Hi, I am very new to rust and have a problem with an implementation using generics.
I have a "complex" implementation that I want to be reused for two different types only.
Therefore I use a generic type and limit it to "Vec3" and "f32" by using a trait.
The problem is that I need different logic at one place for the specific type. I tried to provide implementations for both of the possible types, but the compiler complains that it cannot find the function with the generic.
I prepared a working example (playground) that compiles, but lags the possibility to differentiate between the generic type.
variant 1: compiles, but cannot separate logic
variant 2: compile error, but separate logic
variant 1+2: compile error (conflicting implementation)
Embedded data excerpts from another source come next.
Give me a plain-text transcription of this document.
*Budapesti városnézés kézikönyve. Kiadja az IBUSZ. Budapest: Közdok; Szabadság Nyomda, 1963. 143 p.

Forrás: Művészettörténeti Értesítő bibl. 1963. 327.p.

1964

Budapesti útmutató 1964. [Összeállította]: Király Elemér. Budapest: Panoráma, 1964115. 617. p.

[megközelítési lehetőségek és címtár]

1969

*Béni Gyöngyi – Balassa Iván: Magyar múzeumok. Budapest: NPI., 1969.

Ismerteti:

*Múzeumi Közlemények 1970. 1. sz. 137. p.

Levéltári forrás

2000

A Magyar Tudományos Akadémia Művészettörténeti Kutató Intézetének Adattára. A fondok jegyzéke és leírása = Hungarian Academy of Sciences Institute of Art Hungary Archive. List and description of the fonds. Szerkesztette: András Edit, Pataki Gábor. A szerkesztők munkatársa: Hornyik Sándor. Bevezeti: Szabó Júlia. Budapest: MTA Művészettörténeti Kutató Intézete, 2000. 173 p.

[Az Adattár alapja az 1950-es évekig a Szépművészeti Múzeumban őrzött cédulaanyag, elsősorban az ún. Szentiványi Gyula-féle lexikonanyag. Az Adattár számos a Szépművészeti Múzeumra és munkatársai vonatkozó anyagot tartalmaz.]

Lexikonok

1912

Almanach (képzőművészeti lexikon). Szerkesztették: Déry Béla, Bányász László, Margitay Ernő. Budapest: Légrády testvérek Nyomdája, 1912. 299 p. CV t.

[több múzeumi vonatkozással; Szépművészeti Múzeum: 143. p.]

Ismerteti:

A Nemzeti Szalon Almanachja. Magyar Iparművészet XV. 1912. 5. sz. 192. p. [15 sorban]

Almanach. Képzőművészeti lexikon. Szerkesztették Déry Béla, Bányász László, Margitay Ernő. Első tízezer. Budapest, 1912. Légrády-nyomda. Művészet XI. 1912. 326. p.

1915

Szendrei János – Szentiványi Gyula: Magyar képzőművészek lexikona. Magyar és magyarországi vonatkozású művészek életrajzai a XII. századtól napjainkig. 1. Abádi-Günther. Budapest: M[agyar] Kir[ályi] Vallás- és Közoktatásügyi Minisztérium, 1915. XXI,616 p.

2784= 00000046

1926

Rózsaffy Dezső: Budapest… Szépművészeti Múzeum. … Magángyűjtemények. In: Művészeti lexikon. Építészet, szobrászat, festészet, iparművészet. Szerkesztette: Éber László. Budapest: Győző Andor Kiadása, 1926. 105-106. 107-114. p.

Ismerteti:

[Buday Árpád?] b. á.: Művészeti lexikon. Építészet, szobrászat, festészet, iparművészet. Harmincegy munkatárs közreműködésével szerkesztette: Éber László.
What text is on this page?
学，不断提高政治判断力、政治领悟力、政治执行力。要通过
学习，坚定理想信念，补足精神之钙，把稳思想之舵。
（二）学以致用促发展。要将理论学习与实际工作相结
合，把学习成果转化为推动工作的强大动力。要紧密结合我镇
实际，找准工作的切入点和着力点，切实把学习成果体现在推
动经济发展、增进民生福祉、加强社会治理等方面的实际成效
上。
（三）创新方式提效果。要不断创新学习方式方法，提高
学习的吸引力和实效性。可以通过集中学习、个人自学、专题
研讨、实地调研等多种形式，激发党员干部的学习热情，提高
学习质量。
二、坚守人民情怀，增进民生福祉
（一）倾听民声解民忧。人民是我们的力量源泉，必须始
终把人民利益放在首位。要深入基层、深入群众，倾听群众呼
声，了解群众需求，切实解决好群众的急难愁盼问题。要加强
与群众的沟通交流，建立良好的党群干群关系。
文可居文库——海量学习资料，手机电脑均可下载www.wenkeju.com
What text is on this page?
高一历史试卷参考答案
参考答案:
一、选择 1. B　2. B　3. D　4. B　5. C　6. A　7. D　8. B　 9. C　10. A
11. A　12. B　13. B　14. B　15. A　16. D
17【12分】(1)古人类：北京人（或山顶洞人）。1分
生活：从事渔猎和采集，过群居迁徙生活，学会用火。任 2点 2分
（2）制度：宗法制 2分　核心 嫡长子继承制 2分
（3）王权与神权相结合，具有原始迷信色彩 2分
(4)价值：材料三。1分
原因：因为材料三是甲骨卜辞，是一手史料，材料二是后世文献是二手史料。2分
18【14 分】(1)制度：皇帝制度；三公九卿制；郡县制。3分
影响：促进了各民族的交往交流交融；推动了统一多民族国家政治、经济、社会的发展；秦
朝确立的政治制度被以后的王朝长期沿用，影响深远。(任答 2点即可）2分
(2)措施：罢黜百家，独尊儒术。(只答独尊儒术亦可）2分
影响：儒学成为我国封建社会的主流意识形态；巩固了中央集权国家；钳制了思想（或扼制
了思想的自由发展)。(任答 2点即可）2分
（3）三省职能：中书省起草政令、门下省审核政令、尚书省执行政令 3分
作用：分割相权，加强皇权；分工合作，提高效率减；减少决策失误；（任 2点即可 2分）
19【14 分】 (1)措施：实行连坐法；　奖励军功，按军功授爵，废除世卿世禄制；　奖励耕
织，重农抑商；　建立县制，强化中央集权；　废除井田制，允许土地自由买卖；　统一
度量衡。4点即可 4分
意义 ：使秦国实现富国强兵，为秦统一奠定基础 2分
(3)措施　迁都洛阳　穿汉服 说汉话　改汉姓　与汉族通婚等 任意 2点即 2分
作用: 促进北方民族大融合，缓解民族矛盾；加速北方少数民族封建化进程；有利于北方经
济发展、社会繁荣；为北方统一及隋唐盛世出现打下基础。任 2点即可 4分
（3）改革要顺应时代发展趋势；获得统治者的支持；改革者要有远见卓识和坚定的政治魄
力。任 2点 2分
Maybe there is a totally other way of achieving this? Enums for the rescue? I would appreciate help and advises, here.
Thanks!
I don't know whether this is actually what you want, though. I don't understand what the difference between the two FileLoader impls is supposed to be, because there is none. Also, in general, if you want to differentiate behavior based on types implementing a common trait, then you should put that behavior as a method into the trait, and the trait impls should differ, instead of special-casing impls of a second trait for different, concrete specializations of a given generic type.
I don't know whether this is actually what you want, though.
Yes, that's exactly what I wanted. And after seeing the solution it seems obvious to me
I don't understand what the difference between the two FileLoader impls is supposed to be, because there is none.
The given example is boiled down to the bare minimum and I skipped implementation details. My real implementation needs to handle image data and indexing/offsetting depending on the number of color channels.
if you want to differentiate behavior based on types implementing a common trait, then you should put that behavior as a method into the trait, and the trait impls should differ
In my real world case the ImageTexture already implements a trait Texture<T: ColorComp> (missing in the example). Therefore I created another independant trait (FileLoader) that is only responsible for the file loading, as other textures don't need it.